À cette époque, vivait à Liège un chevalier du nom de Radus des Prez. Ce puissant personnage occupait sur la hauteur, entre les églises de Saint-Pierre et de Saint-Martin, un château appelé Sylvestre, d'où l'on dominait la ville entière. Dans les mains d'un vassal ambitieux et rebelle, une position aussi importante pouvait devenir fatale à l'évêque ; il lui déplaisait donc fort de voir ces sombres tourelles planer au-dessus de la bonne ville, et il ne pensait qu'aux moyens à employer pour les faire disparaître.
Un jour qu'il devait se rendre en Allemagne, Notger engagea Radus, qui était voué de Liège, à l'y accompagner, et celui-ci y consentit de grand cœur. Mais pendant leur absence, qui ne dura pas moins de deux années, Robert, neveu de l'évêque, et qui avait reçu ses instructions, fit aussitôt démolir la forteresse du sire des Prez, et y jeta les fondements d'une nouvelle église, celle qu'on appela plus tard Sainte-Croix. Quand l'évêque revint avec Radus, le voué, celui-ci, qui, du haut de la montagne Cornillon, cherchait des yeux son château dans le lointain et ne l'apercevait pas, s'écria tout à coup : « Par ma foi ! sire évêque, ne sais si je rêve ou si je veille, mais j'avais accoutumance de voir d'ici ma maison Sylvestre, et ne l'aperçois pourtant point aujourd'hui ; m'est avis qu'il y a là-bas un moustier à sa place. — Or, ne vous courroucez, mon bon Radus, répliqua doucement Notger, de votre château ai fait faire en effet un moustier, mais rien n'y perdrez. Robert, mon cousin, prévôt de Saint-Lambert, possède de nobles héritages Outre-Meuse, de même que les grands prés qui s'étendent depuis les Écoliers jusqu'à la Boverie ; ils seront dorénavant tous vôtres, et je donnerai au prévôt la Sauvenière, la petite ville. » Il fallut bien que Radus se contentât de ce que lui offrait l'évêque. »
Le , l'empereur Henri II confirme la fondation de l'église Sainte-Croix à Liège par Notger et lui assigne divers biens en Ardenne, en Hesbaye et en Ripuarie[10].
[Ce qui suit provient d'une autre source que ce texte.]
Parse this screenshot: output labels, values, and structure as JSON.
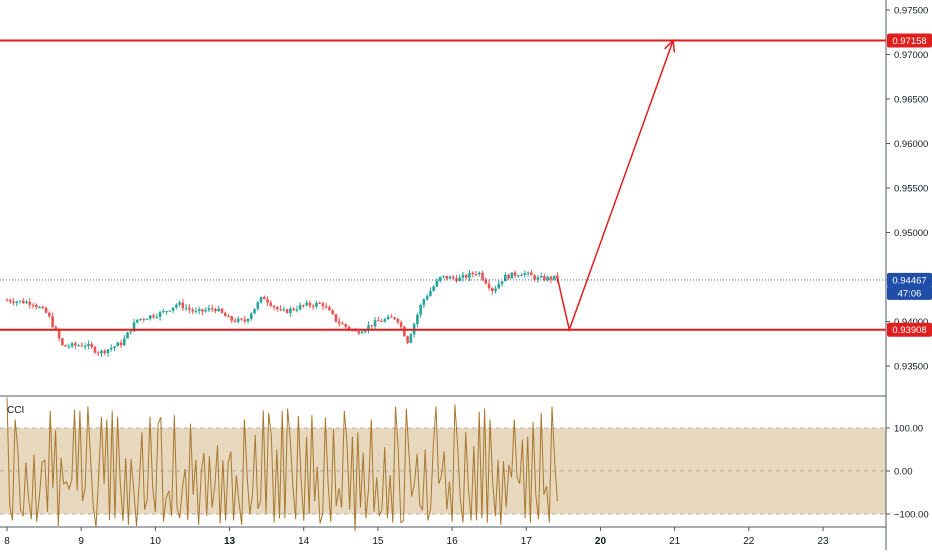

entre 1113 et 1118, la cité de Liège attribue lors d'un procès, une donation de la comtesse Ermengarde usurpée par l'évêque.
dîme de Vreren
Reconstruction
Élevé vers 1200-1220, le chœur occidental, ou westbau, présente des caractéristiques d'influence rhénane. Il est de style transition entre le roman et le gothique et se compose du narthex couronné d'un clocher octogonal et prolongé par une abside semi-circulaire couronnée d'une galerie de circulation couverte dont les petites arcades en plein cintre reposent sur des colonnettes. Il a été fortement restauré au XIXe siècle par l'architecte Jean-Charles Delsaux et sert actuellement de baptistère. Le reste de l'édifice est de style gothique. Le chœur oriental et son abside sont datés de 1255, le transept et les deux premières travées orientales de la nef de 1283-1287, les deux dernières travées de la nef de 1332. Au XVe siècle, des chapelles furent insérées entre les contreforts des bas-côtés.
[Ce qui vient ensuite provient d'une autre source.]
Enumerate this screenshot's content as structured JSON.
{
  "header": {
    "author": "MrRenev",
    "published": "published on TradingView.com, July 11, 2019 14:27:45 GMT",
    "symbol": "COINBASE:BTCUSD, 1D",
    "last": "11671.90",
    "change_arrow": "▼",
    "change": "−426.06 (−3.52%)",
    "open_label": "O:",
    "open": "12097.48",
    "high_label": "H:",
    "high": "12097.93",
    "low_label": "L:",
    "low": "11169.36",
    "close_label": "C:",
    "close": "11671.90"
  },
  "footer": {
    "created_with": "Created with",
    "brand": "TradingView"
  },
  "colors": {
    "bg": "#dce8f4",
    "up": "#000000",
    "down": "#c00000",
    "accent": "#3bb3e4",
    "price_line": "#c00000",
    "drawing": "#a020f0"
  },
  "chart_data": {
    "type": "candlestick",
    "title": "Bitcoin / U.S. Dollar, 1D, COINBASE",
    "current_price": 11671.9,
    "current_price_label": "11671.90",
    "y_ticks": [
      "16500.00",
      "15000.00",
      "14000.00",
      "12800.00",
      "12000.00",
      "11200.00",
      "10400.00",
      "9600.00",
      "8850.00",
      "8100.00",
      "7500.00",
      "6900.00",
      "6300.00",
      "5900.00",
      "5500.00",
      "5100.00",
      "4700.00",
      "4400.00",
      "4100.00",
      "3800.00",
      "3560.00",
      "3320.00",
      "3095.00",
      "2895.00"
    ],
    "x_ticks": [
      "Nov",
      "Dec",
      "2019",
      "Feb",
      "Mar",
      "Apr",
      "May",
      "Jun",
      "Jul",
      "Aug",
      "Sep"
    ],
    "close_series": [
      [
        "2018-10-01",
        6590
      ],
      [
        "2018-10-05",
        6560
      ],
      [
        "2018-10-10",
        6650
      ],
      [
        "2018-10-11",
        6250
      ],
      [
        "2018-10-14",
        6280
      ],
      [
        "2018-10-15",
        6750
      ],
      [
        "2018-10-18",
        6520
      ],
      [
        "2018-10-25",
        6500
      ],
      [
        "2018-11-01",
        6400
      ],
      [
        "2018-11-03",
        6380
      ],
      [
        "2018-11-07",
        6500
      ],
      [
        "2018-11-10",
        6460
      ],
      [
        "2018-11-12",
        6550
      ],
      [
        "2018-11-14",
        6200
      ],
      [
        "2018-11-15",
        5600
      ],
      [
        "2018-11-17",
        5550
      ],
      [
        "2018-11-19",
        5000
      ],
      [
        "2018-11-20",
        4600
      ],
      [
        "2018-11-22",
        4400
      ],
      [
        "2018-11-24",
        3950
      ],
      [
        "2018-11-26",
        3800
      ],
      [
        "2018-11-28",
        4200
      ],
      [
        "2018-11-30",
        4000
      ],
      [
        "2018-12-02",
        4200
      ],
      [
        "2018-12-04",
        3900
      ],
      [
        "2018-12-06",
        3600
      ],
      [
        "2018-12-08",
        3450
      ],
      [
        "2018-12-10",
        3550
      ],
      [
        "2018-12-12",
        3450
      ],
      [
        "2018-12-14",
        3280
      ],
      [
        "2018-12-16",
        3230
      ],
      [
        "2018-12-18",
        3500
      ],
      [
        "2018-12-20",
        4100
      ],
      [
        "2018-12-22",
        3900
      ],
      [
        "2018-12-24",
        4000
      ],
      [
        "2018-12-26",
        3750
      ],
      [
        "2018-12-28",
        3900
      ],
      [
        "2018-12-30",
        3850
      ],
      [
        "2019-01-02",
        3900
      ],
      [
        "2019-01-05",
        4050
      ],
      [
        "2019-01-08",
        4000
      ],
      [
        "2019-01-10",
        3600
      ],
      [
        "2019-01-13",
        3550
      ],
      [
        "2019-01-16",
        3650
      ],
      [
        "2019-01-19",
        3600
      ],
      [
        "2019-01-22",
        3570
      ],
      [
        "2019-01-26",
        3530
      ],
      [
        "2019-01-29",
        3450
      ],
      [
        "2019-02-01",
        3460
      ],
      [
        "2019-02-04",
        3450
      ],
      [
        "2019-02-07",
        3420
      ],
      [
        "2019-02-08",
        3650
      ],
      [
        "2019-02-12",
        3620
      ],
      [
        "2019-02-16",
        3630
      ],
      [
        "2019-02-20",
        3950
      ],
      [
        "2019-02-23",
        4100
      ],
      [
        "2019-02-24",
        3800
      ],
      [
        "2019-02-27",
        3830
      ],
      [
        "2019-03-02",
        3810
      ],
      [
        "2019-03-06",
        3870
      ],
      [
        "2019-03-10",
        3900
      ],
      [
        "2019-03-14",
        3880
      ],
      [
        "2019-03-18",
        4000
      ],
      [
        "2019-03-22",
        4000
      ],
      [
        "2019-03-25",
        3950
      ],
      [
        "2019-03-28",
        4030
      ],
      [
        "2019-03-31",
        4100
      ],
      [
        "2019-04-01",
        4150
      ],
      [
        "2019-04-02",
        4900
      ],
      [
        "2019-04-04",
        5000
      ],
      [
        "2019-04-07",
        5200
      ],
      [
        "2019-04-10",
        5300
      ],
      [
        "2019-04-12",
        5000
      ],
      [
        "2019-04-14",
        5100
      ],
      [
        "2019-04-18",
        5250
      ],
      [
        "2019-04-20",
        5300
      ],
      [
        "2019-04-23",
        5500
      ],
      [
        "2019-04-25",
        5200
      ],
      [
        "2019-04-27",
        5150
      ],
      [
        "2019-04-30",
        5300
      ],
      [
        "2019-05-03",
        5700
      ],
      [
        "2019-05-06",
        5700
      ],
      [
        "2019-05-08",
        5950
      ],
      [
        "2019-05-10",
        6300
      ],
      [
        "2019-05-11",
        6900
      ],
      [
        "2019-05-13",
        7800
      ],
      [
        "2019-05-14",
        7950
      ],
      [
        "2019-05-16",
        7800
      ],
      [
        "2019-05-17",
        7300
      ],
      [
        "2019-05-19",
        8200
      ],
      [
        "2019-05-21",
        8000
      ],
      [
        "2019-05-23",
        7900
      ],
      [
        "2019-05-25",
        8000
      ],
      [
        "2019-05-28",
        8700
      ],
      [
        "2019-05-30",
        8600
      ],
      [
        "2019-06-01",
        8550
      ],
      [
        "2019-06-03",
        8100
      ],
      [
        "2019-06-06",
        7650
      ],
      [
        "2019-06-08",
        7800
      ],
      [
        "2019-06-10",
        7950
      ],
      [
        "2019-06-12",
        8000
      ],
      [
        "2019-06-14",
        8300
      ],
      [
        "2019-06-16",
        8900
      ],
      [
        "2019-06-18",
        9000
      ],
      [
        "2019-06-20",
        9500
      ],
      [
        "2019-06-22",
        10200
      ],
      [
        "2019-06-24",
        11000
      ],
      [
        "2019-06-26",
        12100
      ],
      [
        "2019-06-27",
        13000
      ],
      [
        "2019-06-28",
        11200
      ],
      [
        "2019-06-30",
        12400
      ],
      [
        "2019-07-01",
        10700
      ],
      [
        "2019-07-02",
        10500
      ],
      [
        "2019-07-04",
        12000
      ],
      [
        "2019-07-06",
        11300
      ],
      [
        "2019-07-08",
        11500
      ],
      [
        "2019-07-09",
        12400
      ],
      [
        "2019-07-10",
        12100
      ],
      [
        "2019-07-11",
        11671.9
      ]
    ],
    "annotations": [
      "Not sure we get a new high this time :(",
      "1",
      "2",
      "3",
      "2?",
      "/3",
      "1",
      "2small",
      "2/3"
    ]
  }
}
L'édifice présente une longueur de 57 m, une largeur de 25 m et une hauteur sous voûte de 17 m à la grande nef.
À la suite de l'annexion française après la révolution liégeoise, le chapitre est supprimé en 1797 et l'église sert de lieu d'assemblée électorale. Elle est rendue au culte, en tant qu'église paroissiale, en 1802.
Rénovation
En raison de son état de délabrement, la Collégiale Sainte-Croix est fermée au public depuis 2005. Cette situation est d’autant plus regrettable qu’elle est inscrite sur la liste du patrimoine immobilier exceptionnel de la Wallonie.
L’impact de sa rénovation sur le budget régional s’élève à 15.000.000 €. Ce montant sera réparti sur une période de 10 ans (2017 à 2026) à raison de 1.500.000 € par an (TVA + les frais généraux). La Province de Liège interviendra dans le financement de ce projet à hauteur de 750 000 €. Le coût global des travaux, études et honoraires est évalué à 20.125.000 € TVAC.
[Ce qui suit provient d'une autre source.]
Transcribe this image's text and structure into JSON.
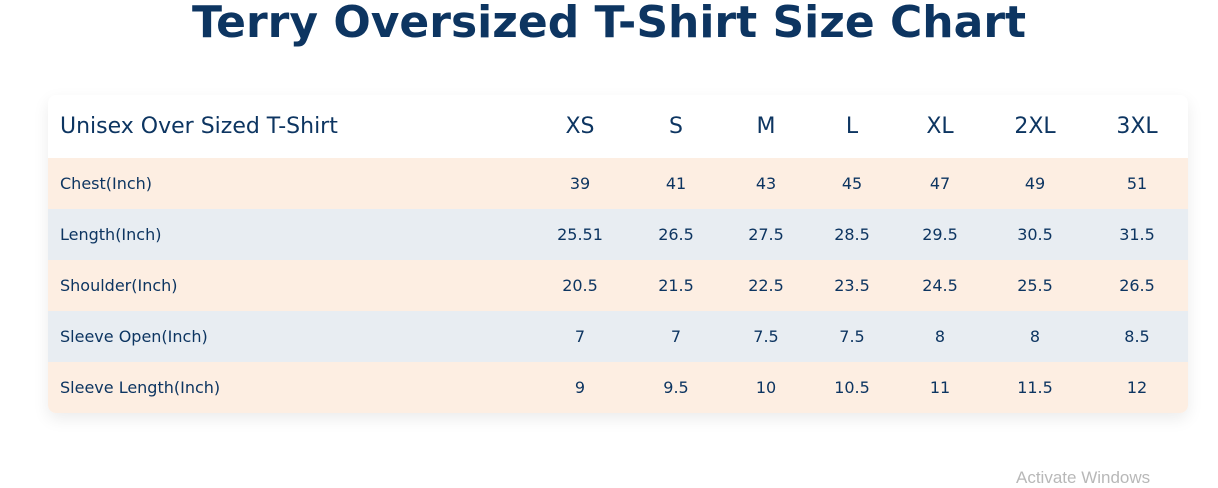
{
  "header": {
    "title": "Terry Oversized T-Shirt Size Chart"
  },
  "table": {
    "columns": [
      "Unisex Over Sized T-Shirt",
      "XS",
      "S",
      "M",
      "L",
      "XL",
      "2XL",
      "3XL"
    ],
    "rows": [
      [
        "Chest(Inch)",
        "39",
        "41",
        "43",
        "45",
        "47",
        "49",
        "51"
      ],
      [
        "Length(Inch)",
        "25.51",
        "26.5",
        "27.5",
        "28.5",
        "29.5",
        "30.5",
        "31.5"
      ],
      [
        "Shoulder(Inch)",
        "20.5",
        "21.5",
        "22.5",
        "23.5",
        "24.5",
        "25.5",
        "26.5"
      ],
      [
        "Sleeve Open(Inch)",
        "7",
        "7",
        "7.5",
        "7.5",
        "8",
        "8",
        "8.5"
      ],
      [
        "Sleeve Length(Inch)",
        "9",
        "9.5",
        "10",
        "10.5",
        "11",
        "11.5",
        "12"
      ]
    ]
  },
  "watermark": "Activate Windows"
}
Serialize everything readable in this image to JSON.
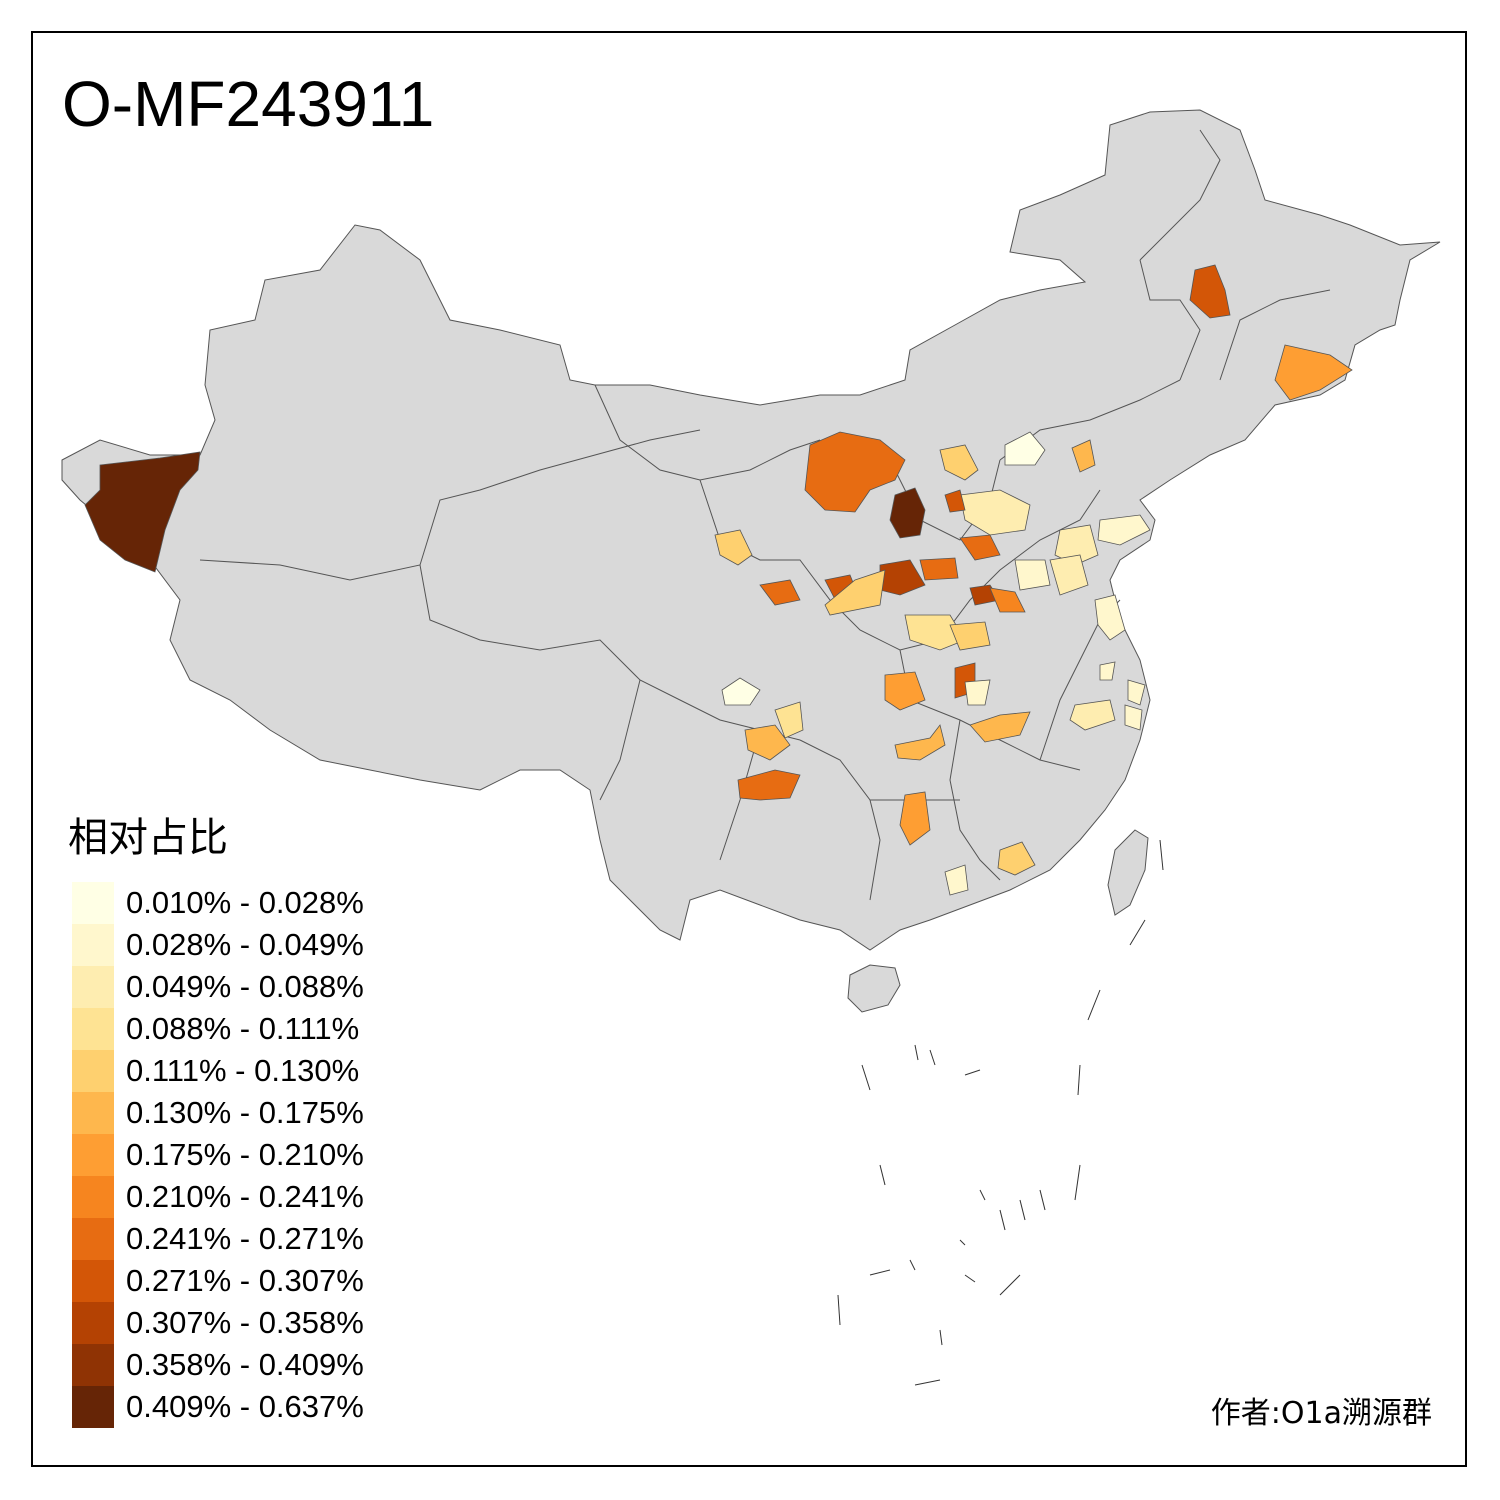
{
  "title": "O-MF243911",
  "legend": {
    "title": "相对占比",
    "items": [
      {
        "label": "0.010% - 0.028%",
        "color": "#FFFFE5"
      },
      {
        "label": "0.028% - 0.049%",
        "color": "#FFF7CD"
      },
      {
        "label": "0.049% - 0.088%",
        "color": "#FEEDB0"
      },
      {
        "label": "0.088% - 0.111%",
        "color": "#FEE393"
      },
      {
        "label": "0.111% - 0.130%",
        "color": "#FED06F"
      },
      {
        "label": "0.130% - 0.175%",
        "color": "#FEB74D"
      },
      {
        "label": "0.175% - 0.210%",
        "color": "#FE9E33"
      },
      {
        "label": "0.210% - 0.241%",
        "color": "#F6851F"
      },
      {
        "label": "0.241% - 0.271%",
        "color": "#E76C12"
      },
      {
        "label": "0.271% - 0.307%",
        "color": "#D35607"
      },
      {
        "label": "0.307% - 0.358%",
        "color": "#B44203"
      },
      {
        "label": "0.358% - 0.409%",
        "color": "#8F3304"
      },
      {
        "label": "0.409% - 0.637%",
        "color": "#662506"
      }
    ]
  },
  "author": "作者:O1a溯源群",
  "colors": {
    "land": "#D9D9D9",
    "border": "#555555"
  }
}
Le 3 novembre 2020, une nouvelle étape a été franchie avec l’installation d’une grue-tour aux abords du chantier qui permettra le montage des échafaudages, la pose d’une toiture provisoire, le démontage et la mise en sécurité des toitures, la mise en sécurité des maçonneries, toutes ces étapes devraient se clôturer au mois d’octobre 2021.
La restauration se déroulera en 2 phases distinctes :
Phase I : Installation et mise en chantier – Phase actuelle
Installation de chantier qui comprend le montage de l’échafaudage et de la toiture parapluie.
Toitures - Démontage des toitures existantes et travaux de stabilisation et de sécurisation.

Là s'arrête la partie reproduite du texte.